Mirah looks at him closely, trying to comprehend. "I... remember being afraid there, on the other side of my dreams. I don't know what to do, or who to turn to. What am I?"

The dragon man smiles widely. "You are something special. Your mother was right about you. And there are plenty more like you. You just have to step outside. They will be waiting for you."

He turns partly away, as if to leave. Rubbing his neck in a thoughtful gesture, he leaves final words for Mirah.

"Some people think that the inspiration for the mythology of angels comes from dragons. Winged benefactors. Ah, but we're not that good. We're too cranky," he says wryly, and looks at Mirah appraisingly. "But gryphons, on the other hand... wake up soon, you have a lot of work ahead of you."

-=-

Mirah wakes with a start, pushing herself bolt upright to stand on all four legs. Every detail of this last dream is as clear as crystal, and the words of the strange green dragon ring in her head. Before her, she looks at the reflection in the mirror over the apartment's small fireplace. This time, she understands that the image that looks back at her is the gryphon from her dreams, that she always passed on the way to school.

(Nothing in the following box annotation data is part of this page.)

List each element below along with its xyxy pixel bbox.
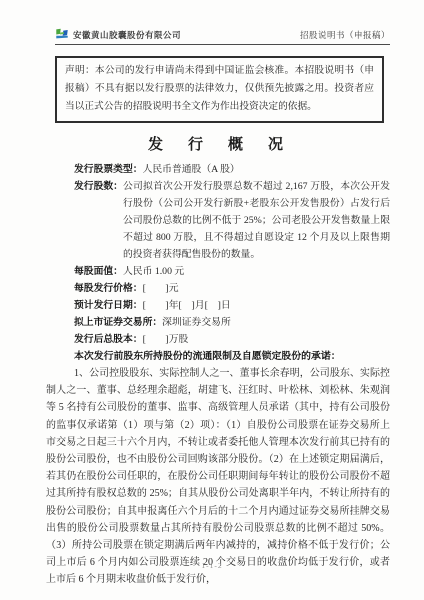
field-value: [ ]元 <box>143 280 390 297</box>
field-par-value: 每股面值： 人民币 1.00 元 <box>74 263 390 280</box>
field-stock-exchange: 拟上市证券交易所： 深圳证券交易所 <box>74 314 390 331</box>
field-value: [ ]万股 <box>143 331 390 348</box>
field-value: 人民币普通股（A 股） <box>143 161 390 178</box>
page-number: 1-1-2 <box>0 561 424 570</box>
lockup-commitments-heading: 本次发行前股东所持股份的流通限制及自愿锁定股份的承诺： <box>74 348 390 365</box>
header-left: 安徽黄山胶囊股份有限公司 <box>55 28 181 41</box>
field-issue-price: 每股发行价格： [ ]元 <box>74 280 390 297</box>
field-share-type: 发行股票类型： 人民币普通股（A 股） <box>74 161 390 178</box>
declaration-box: 声明：本公司的发行申请尚未得到中国证监会核准。本招股说明书（申报稿）不具有据以发… <box>55 56 384 123</box>
lockup-commitments-paragraph: 1、公司控股股东、实际控制人之一、董事长余春明，公司股东、实际控制人之一、董事、… <box>46 365 390 589</box>
field-label: 拟上市证券交易所： <box>74 314 162 331</box>
field-share-count: 发行股数： 公司拟首次公开发行股票总数不超过 2,167 万股，本次公开发行股份… <box>74 178 390 263</box>
field-value: 公司拟首次公开发行股票总数不超过 2,167 万股，本次公开发行股份（公司公开发… <box>123 178 390 263</box>
field-value: 人民币 1.00 元 <box>123 263 390 280</box>
field-label: 发行股票类型： <box>74 161 143 178</box>
field-value: [ ]年[ ]月[ ]日 <box>143 297 390 314</box>
field-label: 发行后总股本： <box>74 331 143 348</box>
prospectus-page: 安徽黄山胶囊股份有限公司 招股说明书（申报稿） 声明：本公司的发行申请尚未得到中… <box>0 0 424 600</box>
company-name: 安徽黄山胶囊股份有限公司 <box>73 29 181 41</box>
field-label: 每股发行价格： <box>74 280 143 297</box>
page-title: 发 行 概 况 <box>46 133 390 154</box>
field-issue-date: 预计发行日期： [ ]年[ ]月[ ]日 <box>74 297 390 314</box>
document-type-label: 招股说明书（申报稿） <box>300 29 390 41</box>
field-value: 深圳证券交易所 <box>162 314 390 331</box>
field-label: 每股面值： <box>74 263 123 280</box>
field-total-shares-after: 发行后总股本： [ ]万股 <box>74 331 390 348</box>
company-logo-icon <box>55 28 69 41</box>
field-label: 发行股数： <box>74 178 123 263</box>
field-label: 预计发行日期： <box>74 297 143 314</box>
issue-overview-fields: 发行股票类型： 人民币普通股（A 股） 发行股数： 公司拟首次公开发行股票总数不… <box>74 161 390 348</box>
page-header: 安徽黄山胶囊股份有限公司 招股说明书（申报稿） <box>55 28 390 45</box>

Around the living room, the midday sun shines through the blinds, and the smell of fresh cut grass makes its way even into the tightly sealed apartment. Mirah casts a last look around, and walks to the door. Calm now, in full control of herself and her form, she grasps the doorknob with beak and pulls open the door, letting almost blinding sunlight stream through.

Mirah pauses, letting her sensitive eyes adjust. The words of the dragon still echo inside. She thinks of a time long ago, in a life now behind her, before a cruel grandmother. Of a kind mother who kept the most beautiful paintings and hangings and statues of gryphons all around the house, and of her daughter who would examine them endlessly, and touch them carefully when her mother was away, and would think to herself "What if..."

And Mirah puts one great taloned foot across the threshold.